Smith's reaction is that of a mildly retarded yokel, and when he is
skewered in the newspapers for his naivete, he goes around punching out
all the offending reporters. Frank Capra may be a renowned director,
but how childish is this cringe-tastic scene? Not one of the reporters
who smeared Smith thinks to further smear him for his lunatic reaction
of spending all day hunting them out in pubs and punching them.
Idealistic Smith meets his secretary, the smug Saunders (Jean Arthur),
who educates him in the cynical ways of Washington. This is probably
the only film where discussing how a bill goes through congress is
foreplay. After Saunders describes the near impossibility of
shepherding a bill through congress (like then, as now), Smith is
idealistic/stupid enough to reply, "Shall we start writing it now or
after dinner?" His cause becomes lobbying for funding for a Boy's Camp
- unlike today, the politicians who lobbied for underage boys back then
were never caught with their hands down those boys' pants.

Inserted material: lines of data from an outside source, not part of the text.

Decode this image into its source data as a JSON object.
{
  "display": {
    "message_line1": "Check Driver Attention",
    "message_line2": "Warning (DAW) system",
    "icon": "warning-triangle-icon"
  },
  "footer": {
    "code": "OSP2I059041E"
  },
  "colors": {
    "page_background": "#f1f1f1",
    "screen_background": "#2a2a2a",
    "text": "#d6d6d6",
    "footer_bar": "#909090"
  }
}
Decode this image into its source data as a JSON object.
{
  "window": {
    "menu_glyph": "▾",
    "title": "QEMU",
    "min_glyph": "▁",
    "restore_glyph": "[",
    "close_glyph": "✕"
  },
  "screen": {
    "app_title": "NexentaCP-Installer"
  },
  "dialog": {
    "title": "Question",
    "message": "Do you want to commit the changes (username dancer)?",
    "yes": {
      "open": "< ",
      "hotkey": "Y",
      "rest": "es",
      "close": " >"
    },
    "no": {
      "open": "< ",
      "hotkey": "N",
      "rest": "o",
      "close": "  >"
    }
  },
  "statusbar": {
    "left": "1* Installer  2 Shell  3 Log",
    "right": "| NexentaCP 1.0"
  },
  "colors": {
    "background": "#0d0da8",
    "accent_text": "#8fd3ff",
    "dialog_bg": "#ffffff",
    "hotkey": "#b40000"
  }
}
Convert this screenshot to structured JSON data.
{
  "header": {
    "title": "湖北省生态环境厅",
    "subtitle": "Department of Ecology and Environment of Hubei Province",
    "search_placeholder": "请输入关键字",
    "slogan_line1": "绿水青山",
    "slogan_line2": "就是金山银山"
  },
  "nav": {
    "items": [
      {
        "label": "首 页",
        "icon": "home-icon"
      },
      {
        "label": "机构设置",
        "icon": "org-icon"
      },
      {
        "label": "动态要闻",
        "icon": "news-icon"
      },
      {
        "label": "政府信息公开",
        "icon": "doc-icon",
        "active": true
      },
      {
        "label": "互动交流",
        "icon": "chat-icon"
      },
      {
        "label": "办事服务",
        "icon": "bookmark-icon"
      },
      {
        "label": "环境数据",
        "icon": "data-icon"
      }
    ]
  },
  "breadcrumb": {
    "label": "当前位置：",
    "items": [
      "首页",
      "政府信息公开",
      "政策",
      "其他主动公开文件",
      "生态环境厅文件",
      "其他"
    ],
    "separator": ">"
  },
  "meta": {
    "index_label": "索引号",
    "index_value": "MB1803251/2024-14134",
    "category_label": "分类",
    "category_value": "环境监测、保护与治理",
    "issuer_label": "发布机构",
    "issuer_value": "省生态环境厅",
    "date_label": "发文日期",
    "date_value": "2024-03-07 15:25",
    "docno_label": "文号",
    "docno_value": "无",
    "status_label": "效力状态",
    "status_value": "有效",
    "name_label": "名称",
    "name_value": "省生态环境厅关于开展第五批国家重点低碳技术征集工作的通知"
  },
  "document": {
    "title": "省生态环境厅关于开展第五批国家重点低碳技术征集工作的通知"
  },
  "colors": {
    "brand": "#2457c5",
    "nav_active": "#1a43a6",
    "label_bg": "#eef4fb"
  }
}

Saunders does dissuade Smith for a moment - until he gives her Obama
Speech Number 21 (that inspiring one) and she goes into soft focus so
much the filmstock nearly deteriorated, until they started working on
that sexy bill, bodies writhing in sensual penmanship.
Of course, bills do get passed in Congress - for idealistic reasons or
otherwise (usually otherwise) - but Smith annoyingly insists on being
so Luke Skywalker about it. Which is understandable, as Smith's
character is an much a fantasy as Skywalker's. (But there's that Alan
Grayson thing...) Smith discovers his hero and mentor, Senator Paine,
is part of the corrupt system that he rails against, and is so crushed
he goes into idealism overdrive for his Boys Camp funding. Until Paine
double-crosses him and Swiftboats him before Swiftboating was invented.
When Smith sees 50,000 letters protesting him, his overacting goes into
orbit to combat the corruption. To combat Smith's overacting, Paine
steps up his own overacting, storming into Congress and shouting a
confession at the top of his voice on the "rotten political corruption
of the state." You have more chance of destroying a Death Star by
firing into a vent no bigger than a womp rat than of hearing an
American congressman calling himself and the system corrupt.
MR SMITH GOES TO WASHINGTON is lauded as one of the great American
films. But it is embarrassing idealistic idiocy. Without any solutions.
It relies on the age-old tactic of being a drama queen to get through
the armor of corrupt politicians. But real world politicians do not
ignore laypeople because they are too busy or too corrupt or even
because they hold laypeople beneath their contempt. Laypeople appeal to
ideals and morals and ethics that politicians had to shunt aside to get
to their positions in the first place. You appeal to qualities and
virtues that are not in the politician's vocabulary any more. They are
bereft of those ideals laypeople appeal to. THAT is why they do not
listen to you - you are speaking antelope, and they are speaking lion.
Let me tell you one more thing about Alan Grayson: They're calling him
"Mr. Smith" - as an insult. That should tell you everything you need to
know about what Washington thinks of this film.
--Review by Poffy The Cucumber (for Poffy's Movie Mania).